According to the journal Reproductive BioMedicine Online, British researchers specialised in in-vitro fertilization (IVF) have recently "shown that the continuous monitoring of the growth of an embryo before implantation in the uterus makes it possible to detect those that have no chromosomal disorders."
The device, an embryoscope, carries out almost continuous monitoring of the growth of an embryo during the 3 to 5 days after its fertilization, with a picture taken every 10 or 20 minutes. "In order to confirm the intuition that continuous monitoring would ensure real progress compared to ‘classic” daily observation, the British researchers compared the technique with chromosomal analyses that make it possible to detect genetic disorders before the implantation in the mother’s uterus. This type of preimplantation diagnosis is very strictly controlled in France, and is practised only in exceptional circumstances."

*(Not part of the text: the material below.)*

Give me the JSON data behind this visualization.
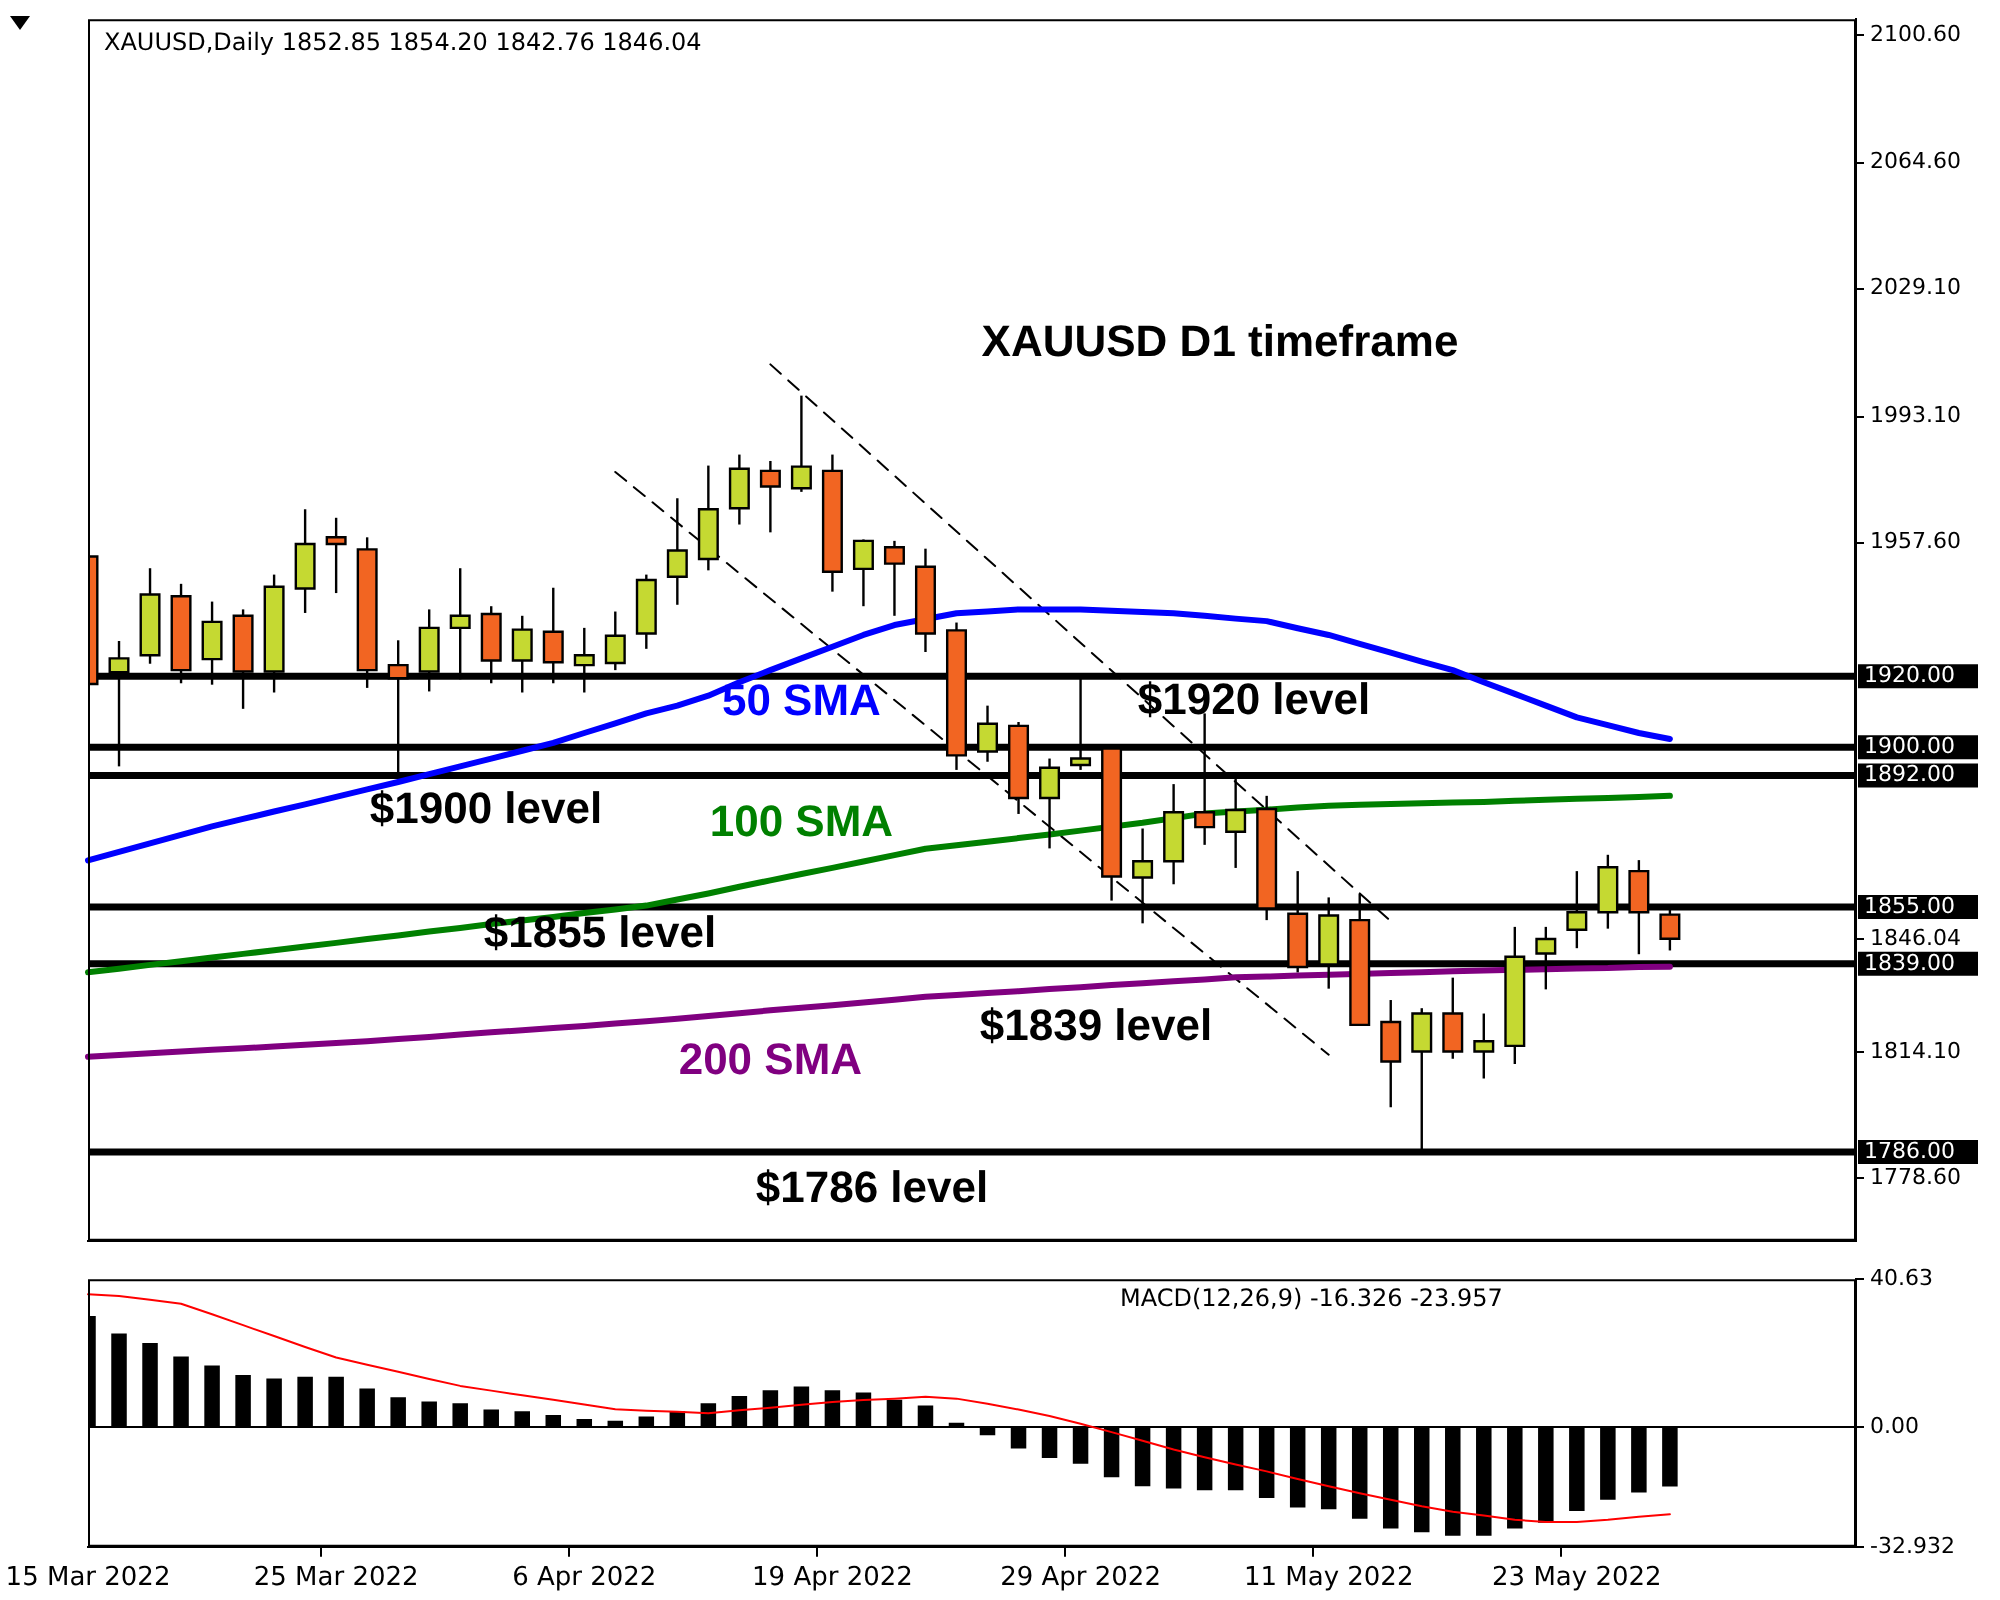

Following their observation, the embryos were classified into three risk categories (low, medium and high): "Eleven pregnancies resulted in births from a low-risk embryo, a success rate of 61% compared to only five in the medium-risk group (19% success) and none in the high-risk group."
Thomas Fréour, a biologist in the Medically Assisted Procreation unit of Nantes University Hospital, the first unit in France to use the technique since 2011, says that "these results are still only preliminary ones, but they do confirm the suspected link between the speed of growth of the embryo and the success of pregnancies." He adds that "the technique is still quite expensive, as a machine that can continuously monitor the embryos of 6 patients costs around €90,000."